Why do we keep writing, even when we don’t fully understand the reason ourselves? This simple question leads to something deeper about thought, language, and habit.
What discourages me most about writing a blog is when what I write is rejected or denied.
Since that possibility is always there, one might conclude that it would be easier to stop writing altogether. And yet, I continue. I don’t really understand why.
Perhaps many bloggers feel the same. They write without clearly knowing their own reason.
Is the act of writing itself the goal, or is it the act of expressing one’s thoughts? If I tried to organize that distinction, I might find an answer. But at least for me, I don’t feel that I have anything in particular I want to “send out” to the world.
Then is writing itself the purpose? Not quite.
It’s not as if I would die if I stopped. I could quit anytime. If I don’t have time, I simply don’t write that day.
But when I do have time, I write again the next day.
So why is that?
Perhaps humans simply like to think.
My flat-coated retriever, Anne, seems to think only about playing. When she sees me, she brings a ball, licks my face, or sleeps when she’s calm.
I, too, would be happy to keep playing with her forever. But at some point, I start to wonder, “Is this really enough?” I stop playing, and begin doing something else—or thinking about something.
Most of those thoughts are trivial, things that disappear almost immediately.
And yet, one of those trivial thoughts happens to be in my mind at a given moment, gets put into words, and remains.
In other words, something that would have been meaningless is preserved, just slightly, as a record of thought—simply because it has been verbalized.
This act of “verbalization” is quite interesting.
As a pathologist, I describe cells and tissues almost every day. I can put the state of the human body into words reasonably well.
But when it comes to describing food, scenery, or music, I am not particularly skilled.
I cannot even properly describe the taste of wine.
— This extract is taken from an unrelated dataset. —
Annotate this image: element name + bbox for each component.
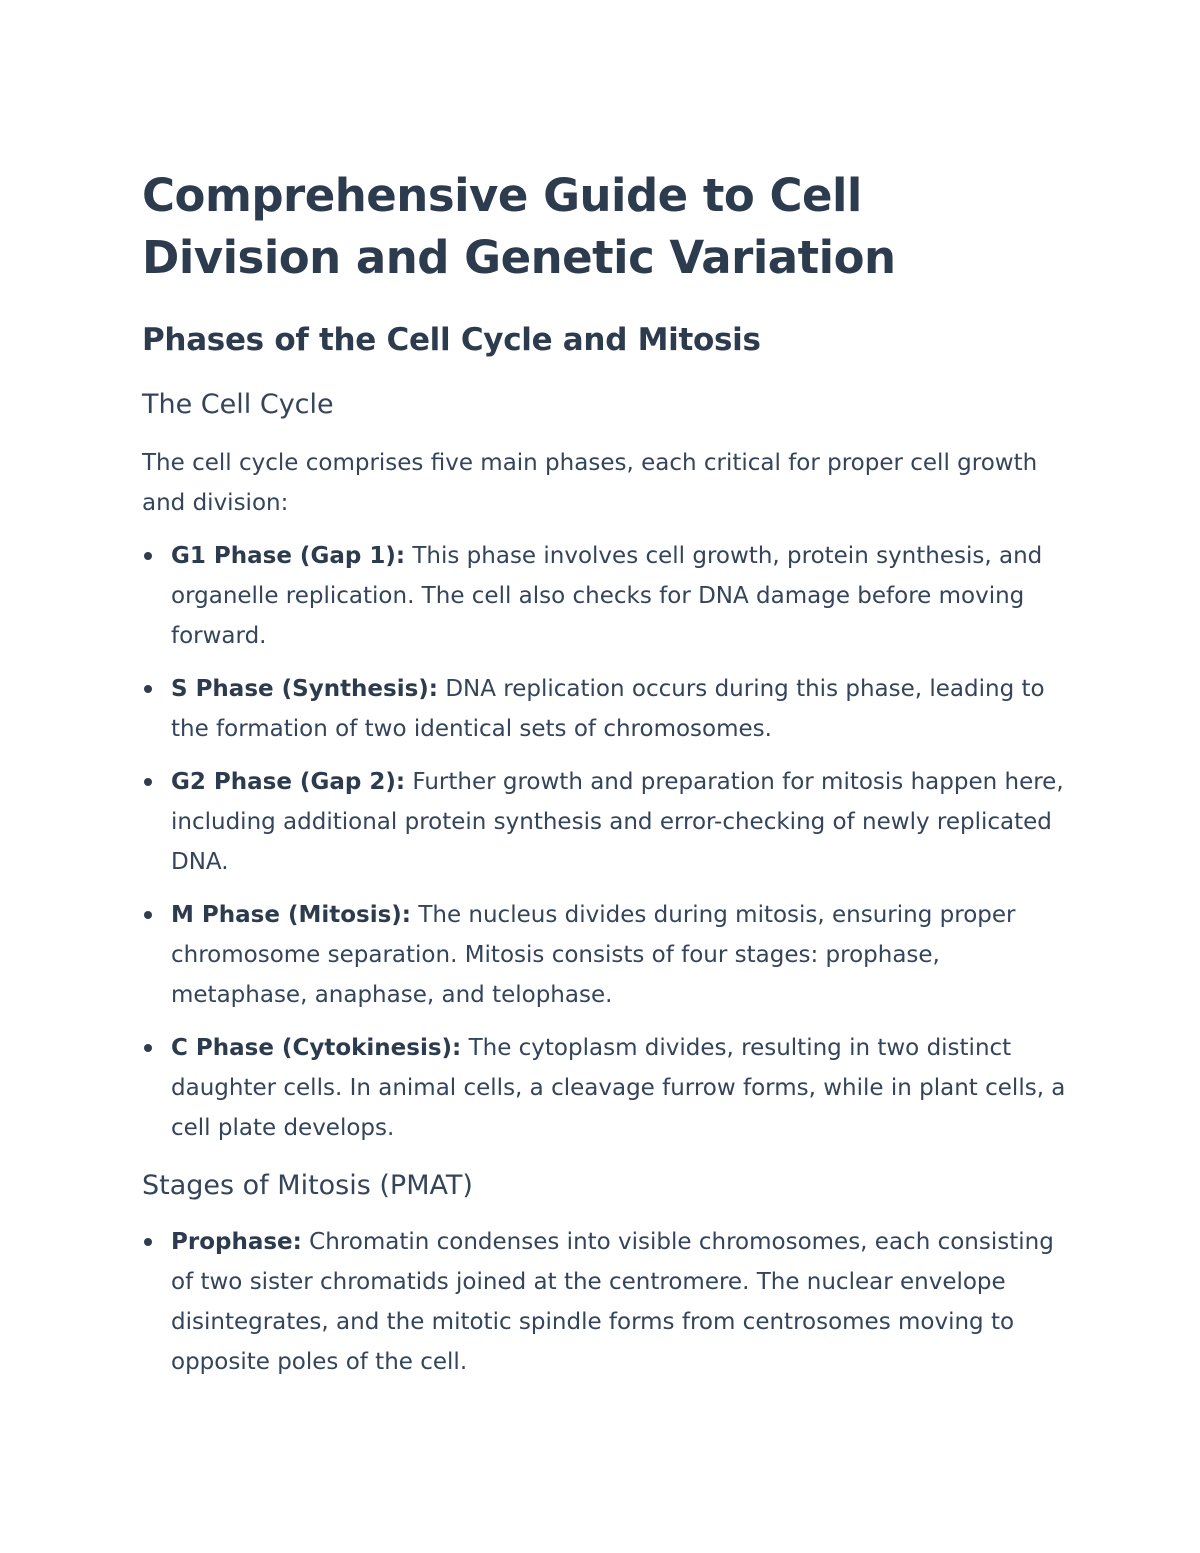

That is why translating the electrical signals constantly moving through my brain into language should be a highly sophisticated act.
And yet, I can do it without much effort. That, to me, is something rather curious.
I started writing from the question of why I keep writing a blog every day.
In the end, it turned into a reflection on how complex an act this really is.
If one reads this piece from beginning to end, perhaps the path of my thinking—its flow—becomes faintly visible.
And that, in its own way, is interesting.
Perhaps writing is nothing more than giving shape to thoughts that would otherwise disappear.